Spiropoulos, who now spends his time filmmaking, is currently developing videos aimed at bringing awareness about critical race theory – a controversial curriculum that holds race is the prism through which all other disciplines, from social interactions to mathematics, must be viewed – to parents all over the country.

“I talk to parents in my neighborhood and the parents are surprised about critical race theory. They kind of think it’s an abstract thing that academics talk about. No, no. It’s real in the classroom stuff,” he said.

“So what I’m doing is I’m working with this other reporter and we’re going to put together at least two dozen videos that are practical awareness videos for parents to see exactly what is getting done in that classroom. And we’re going to be distributing it free of charge to any parent group that wants to use it to raise awareness for their citizens in their area to lobby the school board. Because this stuff is unbelievable.”

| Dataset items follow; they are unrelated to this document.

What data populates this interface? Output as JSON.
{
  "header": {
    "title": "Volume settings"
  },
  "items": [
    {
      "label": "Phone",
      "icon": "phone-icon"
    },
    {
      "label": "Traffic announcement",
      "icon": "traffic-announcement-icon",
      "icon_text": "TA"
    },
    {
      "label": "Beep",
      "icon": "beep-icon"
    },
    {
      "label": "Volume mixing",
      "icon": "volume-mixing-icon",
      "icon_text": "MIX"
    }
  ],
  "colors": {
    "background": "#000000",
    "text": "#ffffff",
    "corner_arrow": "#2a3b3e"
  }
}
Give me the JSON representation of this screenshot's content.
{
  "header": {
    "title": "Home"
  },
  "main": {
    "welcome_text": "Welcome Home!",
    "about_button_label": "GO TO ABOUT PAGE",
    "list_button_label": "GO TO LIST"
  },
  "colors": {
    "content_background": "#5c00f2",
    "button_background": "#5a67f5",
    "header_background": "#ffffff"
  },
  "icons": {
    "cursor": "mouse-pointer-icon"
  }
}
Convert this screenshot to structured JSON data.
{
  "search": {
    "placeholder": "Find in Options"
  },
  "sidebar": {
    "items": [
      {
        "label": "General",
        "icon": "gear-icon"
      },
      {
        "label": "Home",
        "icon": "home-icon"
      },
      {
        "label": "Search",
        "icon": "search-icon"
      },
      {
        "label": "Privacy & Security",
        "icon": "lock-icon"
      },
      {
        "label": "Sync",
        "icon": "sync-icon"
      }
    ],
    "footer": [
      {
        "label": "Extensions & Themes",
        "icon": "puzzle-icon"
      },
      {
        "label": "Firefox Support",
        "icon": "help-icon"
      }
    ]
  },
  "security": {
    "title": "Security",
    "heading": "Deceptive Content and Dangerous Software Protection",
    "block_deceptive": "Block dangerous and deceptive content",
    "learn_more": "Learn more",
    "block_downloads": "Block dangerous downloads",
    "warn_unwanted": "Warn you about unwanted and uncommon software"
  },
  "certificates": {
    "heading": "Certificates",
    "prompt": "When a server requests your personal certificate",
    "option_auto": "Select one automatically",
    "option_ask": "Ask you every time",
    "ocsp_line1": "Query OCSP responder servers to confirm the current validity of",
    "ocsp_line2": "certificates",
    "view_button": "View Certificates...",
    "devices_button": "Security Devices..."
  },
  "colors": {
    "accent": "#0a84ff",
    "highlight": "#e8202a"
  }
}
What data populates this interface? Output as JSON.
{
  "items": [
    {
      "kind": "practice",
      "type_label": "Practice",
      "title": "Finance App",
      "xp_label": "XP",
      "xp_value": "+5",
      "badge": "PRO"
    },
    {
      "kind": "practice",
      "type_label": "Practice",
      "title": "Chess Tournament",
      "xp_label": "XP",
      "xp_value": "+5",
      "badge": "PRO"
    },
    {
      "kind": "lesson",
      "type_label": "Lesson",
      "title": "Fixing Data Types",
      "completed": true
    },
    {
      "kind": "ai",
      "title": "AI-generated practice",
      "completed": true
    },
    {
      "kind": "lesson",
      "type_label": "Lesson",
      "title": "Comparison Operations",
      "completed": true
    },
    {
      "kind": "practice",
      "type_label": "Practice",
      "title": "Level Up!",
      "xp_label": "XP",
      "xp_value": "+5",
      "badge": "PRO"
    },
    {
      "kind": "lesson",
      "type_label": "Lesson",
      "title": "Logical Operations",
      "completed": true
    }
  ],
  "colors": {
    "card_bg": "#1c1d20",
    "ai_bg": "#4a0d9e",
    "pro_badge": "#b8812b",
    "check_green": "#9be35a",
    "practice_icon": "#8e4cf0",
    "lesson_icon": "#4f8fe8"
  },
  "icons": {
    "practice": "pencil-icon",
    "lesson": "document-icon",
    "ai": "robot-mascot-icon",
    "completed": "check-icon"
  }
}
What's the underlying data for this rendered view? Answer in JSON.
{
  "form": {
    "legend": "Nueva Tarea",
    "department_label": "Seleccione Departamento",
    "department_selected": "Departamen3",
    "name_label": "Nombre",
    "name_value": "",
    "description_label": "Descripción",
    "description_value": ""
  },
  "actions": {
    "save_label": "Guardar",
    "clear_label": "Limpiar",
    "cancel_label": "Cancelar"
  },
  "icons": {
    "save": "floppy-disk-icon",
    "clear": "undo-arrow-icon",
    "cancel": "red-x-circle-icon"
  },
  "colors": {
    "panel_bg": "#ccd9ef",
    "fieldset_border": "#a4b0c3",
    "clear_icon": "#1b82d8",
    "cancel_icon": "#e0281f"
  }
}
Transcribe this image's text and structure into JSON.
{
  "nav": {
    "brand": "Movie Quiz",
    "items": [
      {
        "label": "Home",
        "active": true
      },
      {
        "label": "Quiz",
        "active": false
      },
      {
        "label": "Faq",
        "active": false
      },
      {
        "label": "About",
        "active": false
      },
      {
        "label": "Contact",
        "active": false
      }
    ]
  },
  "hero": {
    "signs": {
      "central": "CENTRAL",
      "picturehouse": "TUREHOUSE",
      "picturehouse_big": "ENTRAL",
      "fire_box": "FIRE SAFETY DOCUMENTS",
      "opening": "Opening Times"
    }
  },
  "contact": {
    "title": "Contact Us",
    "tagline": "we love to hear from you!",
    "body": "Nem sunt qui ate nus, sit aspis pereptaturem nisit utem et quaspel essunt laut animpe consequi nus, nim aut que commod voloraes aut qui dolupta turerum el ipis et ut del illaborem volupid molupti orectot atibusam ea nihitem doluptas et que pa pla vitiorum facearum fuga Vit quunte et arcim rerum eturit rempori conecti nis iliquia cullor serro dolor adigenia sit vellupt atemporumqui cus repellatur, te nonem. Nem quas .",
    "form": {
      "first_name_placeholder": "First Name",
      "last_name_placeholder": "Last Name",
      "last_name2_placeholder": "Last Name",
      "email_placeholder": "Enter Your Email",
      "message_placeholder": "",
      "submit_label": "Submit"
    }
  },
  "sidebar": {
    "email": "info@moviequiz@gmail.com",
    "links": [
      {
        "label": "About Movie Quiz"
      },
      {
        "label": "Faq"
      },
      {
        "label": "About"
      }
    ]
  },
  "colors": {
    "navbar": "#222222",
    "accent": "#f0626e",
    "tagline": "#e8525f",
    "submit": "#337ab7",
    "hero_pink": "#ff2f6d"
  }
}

There is a connection, Spiropoulos says, between CRT, the lockdowns brought about in response to Covid19 and the vaccine passport systems.

“The deceit and dishonesty that’s involved with all of this from [Covid19 response architect Dr. Anthony] Fauci to the Board of Supervisors. All around the country. Whether its vaccines or its critical race theory. The Board of Supervisors here in Orange County, they were discussing this digital vaccine passport and so people got up in arms about it. So they renamed the program,” Spiropoulos said.

“And this critical race theory, ‘Oh, we don’t do that.’ Well, they have all the programs from critical race theory in the schools all around the country, ‘but we don’t call it that.’ But look at the content. They just change the name.”

“When you have that happening you know they know they’re being dishonest. You know that they know they’re doing something the public does not want,” Spiropoulos said.